The first time was easily the worst. I don't know if it was because I didn't know what to expect, or if it was just the shock to my system, but it was horrendous. Having got to day 3, I guess I was feeling a bit cocky about it. It was before I had my daughter, about 5 years ago, so I could just kind of go to bed and try to sleep through it. Or at least that's what I thought I'd be able to do.
My sister and I were housesitting together- a beautiful house in the countryside with a swimming pool. It seemed like the perfect place to withdraw- I was too far away to get to the shops (I don't drive and my sister sure as hell wouldn't take me to get booze!). So, like I said, I thought I'd just hang out in bed and sleep through it. Unfortunately, my body had other ideas.

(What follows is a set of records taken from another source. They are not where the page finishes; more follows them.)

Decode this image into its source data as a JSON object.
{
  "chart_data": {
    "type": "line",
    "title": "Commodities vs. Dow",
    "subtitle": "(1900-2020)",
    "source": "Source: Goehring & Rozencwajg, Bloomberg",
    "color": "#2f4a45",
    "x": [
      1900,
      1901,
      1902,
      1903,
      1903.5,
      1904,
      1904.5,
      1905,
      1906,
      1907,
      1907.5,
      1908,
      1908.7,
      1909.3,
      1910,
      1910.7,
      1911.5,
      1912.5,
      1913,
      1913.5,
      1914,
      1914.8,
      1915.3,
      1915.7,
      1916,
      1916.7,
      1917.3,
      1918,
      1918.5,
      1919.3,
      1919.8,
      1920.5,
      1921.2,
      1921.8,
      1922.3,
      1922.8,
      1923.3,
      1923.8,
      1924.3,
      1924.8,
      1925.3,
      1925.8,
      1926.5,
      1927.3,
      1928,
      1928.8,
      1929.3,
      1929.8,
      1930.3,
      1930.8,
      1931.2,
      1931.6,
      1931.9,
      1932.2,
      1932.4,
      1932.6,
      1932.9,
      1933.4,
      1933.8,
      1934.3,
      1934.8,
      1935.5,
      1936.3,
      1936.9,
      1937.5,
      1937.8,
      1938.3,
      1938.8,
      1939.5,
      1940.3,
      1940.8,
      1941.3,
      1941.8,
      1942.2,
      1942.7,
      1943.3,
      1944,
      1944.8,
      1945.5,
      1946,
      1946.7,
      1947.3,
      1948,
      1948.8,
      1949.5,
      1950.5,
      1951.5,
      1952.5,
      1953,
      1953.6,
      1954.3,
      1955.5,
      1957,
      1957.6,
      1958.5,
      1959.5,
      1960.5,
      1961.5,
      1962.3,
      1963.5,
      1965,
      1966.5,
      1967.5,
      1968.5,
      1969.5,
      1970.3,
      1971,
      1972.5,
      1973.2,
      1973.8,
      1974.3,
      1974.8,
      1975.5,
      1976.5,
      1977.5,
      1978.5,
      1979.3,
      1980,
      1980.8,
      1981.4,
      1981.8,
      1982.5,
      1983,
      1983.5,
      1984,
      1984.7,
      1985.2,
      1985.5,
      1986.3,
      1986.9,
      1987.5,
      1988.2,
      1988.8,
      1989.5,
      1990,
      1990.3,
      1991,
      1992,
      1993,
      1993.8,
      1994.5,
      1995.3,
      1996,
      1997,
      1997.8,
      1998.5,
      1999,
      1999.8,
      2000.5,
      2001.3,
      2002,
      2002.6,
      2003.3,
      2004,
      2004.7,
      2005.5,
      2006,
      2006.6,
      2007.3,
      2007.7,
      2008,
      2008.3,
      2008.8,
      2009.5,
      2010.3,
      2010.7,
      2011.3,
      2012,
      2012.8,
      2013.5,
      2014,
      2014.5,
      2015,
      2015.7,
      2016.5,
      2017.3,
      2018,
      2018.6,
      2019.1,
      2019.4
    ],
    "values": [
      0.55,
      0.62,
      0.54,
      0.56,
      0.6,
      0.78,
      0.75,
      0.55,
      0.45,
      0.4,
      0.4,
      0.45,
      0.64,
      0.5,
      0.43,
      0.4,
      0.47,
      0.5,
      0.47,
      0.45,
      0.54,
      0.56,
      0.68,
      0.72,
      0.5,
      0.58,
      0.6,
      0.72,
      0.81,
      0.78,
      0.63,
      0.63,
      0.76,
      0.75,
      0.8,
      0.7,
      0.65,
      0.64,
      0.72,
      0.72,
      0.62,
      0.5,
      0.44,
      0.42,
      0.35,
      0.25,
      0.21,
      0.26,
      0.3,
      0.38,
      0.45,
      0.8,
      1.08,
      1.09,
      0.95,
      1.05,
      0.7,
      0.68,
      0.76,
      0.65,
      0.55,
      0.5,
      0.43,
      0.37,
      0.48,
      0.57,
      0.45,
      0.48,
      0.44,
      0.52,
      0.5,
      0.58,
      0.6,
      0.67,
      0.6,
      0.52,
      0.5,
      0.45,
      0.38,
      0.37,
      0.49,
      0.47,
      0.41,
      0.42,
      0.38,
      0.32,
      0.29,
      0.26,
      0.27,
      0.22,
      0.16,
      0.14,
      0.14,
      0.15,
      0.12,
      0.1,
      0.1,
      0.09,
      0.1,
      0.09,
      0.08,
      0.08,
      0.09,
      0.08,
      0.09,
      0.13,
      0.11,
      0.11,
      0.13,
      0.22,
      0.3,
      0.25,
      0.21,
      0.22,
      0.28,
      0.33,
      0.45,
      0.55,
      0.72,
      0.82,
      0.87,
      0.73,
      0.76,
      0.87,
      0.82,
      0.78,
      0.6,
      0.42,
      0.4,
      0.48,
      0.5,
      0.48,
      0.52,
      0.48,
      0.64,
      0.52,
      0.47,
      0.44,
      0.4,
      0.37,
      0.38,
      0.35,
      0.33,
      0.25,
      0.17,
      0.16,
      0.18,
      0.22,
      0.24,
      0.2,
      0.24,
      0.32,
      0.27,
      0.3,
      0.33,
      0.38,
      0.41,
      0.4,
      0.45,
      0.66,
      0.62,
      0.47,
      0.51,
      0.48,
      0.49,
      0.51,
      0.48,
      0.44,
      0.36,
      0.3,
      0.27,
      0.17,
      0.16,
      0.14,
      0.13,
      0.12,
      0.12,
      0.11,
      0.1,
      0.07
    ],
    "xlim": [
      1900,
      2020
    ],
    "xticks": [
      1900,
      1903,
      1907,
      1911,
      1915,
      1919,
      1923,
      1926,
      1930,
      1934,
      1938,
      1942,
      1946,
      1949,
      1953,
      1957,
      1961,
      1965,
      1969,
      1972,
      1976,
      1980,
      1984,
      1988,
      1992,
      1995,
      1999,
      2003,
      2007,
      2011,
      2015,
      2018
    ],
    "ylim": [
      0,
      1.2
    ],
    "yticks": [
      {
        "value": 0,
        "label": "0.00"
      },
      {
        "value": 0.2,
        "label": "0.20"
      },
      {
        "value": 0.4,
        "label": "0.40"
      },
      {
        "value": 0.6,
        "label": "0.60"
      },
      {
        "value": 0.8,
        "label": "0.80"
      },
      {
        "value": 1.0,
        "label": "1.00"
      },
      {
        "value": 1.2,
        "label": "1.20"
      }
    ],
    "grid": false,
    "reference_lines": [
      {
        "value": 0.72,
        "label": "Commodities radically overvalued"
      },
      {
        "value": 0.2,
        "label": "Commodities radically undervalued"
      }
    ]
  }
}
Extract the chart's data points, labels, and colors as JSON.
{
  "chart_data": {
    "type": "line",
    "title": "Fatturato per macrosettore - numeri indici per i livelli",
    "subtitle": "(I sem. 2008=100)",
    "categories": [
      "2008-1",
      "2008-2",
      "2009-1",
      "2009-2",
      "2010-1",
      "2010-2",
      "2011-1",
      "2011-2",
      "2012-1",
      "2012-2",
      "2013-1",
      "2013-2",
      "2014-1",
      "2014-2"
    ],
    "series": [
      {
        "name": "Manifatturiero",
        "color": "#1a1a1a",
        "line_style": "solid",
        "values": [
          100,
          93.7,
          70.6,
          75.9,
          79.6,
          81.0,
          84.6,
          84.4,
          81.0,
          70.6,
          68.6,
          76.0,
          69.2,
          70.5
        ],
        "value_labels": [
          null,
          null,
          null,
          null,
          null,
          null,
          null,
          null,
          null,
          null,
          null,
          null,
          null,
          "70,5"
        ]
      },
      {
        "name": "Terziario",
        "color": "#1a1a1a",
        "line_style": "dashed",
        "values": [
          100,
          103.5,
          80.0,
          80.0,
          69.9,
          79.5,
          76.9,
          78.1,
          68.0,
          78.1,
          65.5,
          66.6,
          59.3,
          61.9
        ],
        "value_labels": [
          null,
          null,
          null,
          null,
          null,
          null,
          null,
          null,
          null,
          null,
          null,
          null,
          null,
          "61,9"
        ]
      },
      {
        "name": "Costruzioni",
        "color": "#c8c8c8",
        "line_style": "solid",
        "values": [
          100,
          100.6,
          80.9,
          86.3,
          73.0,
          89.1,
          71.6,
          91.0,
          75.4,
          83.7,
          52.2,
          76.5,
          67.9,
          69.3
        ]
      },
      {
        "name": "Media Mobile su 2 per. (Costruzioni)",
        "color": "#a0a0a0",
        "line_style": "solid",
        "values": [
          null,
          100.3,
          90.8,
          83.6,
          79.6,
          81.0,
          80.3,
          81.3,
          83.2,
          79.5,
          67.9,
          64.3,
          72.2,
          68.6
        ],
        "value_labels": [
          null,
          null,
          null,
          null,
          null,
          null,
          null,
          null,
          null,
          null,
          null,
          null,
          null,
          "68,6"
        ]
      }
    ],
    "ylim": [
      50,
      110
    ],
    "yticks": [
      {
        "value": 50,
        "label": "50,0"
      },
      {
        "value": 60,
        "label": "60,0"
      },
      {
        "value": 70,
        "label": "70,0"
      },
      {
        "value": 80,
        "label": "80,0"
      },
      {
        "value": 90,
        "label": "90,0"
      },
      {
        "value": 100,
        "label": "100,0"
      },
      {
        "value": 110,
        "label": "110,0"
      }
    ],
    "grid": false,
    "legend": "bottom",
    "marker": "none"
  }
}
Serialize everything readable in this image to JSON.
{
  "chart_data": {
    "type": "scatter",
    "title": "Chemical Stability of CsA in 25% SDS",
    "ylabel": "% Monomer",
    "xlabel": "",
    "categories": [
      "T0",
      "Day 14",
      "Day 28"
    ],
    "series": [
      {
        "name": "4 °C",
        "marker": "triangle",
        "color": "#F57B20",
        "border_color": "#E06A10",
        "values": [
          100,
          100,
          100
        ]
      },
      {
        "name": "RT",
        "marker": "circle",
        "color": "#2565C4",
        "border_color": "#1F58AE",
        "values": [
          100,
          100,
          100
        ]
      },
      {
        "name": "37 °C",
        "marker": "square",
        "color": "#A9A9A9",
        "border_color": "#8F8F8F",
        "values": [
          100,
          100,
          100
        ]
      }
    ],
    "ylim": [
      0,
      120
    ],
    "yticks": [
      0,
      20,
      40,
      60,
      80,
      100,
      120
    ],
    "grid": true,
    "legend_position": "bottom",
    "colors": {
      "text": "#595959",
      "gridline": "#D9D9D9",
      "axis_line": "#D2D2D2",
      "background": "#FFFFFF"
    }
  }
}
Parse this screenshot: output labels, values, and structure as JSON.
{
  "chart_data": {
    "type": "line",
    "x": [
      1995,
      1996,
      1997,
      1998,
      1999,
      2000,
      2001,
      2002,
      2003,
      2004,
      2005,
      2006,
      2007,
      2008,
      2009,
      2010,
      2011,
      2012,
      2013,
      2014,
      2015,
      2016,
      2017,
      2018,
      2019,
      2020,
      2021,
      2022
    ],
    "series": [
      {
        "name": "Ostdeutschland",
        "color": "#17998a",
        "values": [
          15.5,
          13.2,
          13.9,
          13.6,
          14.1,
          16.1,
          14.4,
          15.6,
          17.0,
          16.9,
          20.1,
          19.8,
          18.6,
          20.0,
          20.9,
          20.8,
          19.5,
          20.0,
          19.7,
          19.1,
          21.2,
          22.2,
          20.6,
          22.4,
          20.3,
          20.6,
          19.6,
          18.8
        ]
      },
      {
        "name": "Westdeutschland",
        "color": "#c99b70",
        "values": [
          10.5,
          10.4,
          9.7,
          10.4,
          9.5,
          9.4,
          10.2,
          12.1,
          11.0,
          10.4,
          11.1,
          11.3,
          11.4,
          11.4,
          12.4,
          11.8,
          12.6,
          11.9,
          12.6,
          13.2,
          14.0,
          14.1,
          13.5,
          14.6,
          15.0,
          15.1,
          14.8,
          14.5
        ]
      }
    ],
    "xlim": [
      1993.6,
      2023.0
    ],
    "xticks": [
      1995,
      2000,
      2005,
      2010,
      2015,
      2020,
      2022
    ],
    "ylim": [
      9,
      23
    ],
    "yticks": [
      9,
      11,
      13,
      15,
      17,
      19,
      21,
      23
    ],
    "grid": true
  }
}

It started with the shakes, then the sweats- oh the SWEATS! When my sister saw me she genuinely thought I'd jumped fully clothed into the pool. The headaches, the nausea, the being sick. Worst of all was that at some point I started to hallucinate...I can't really remember that bit too clearly, just that I was convinced that there were thousands of tiny spiders crawling all over me. I could feel them, I would have sworn they were there. I really thought at points I was going to die. Then, as day 4 wound down, I started to feel better. Better in fact than I had in a while- I wasn't hungover! I was through the worst! Best of all though- I wasn't full of shame and self-loathing and I actually felt something I barely recognised- pride.
I lasted 3 months that time. I remember it as a time when I was happy- for me- and I wonder why I relapsed. I don't know, hopefully I'll figure out why I relapsed so often someday. For now I just need to concentrate on staying sober now, today.
So I sit here, sweating and shaking and craving, but I'm thankful. For although I'm craving, I know that I don't want to drink. Not today.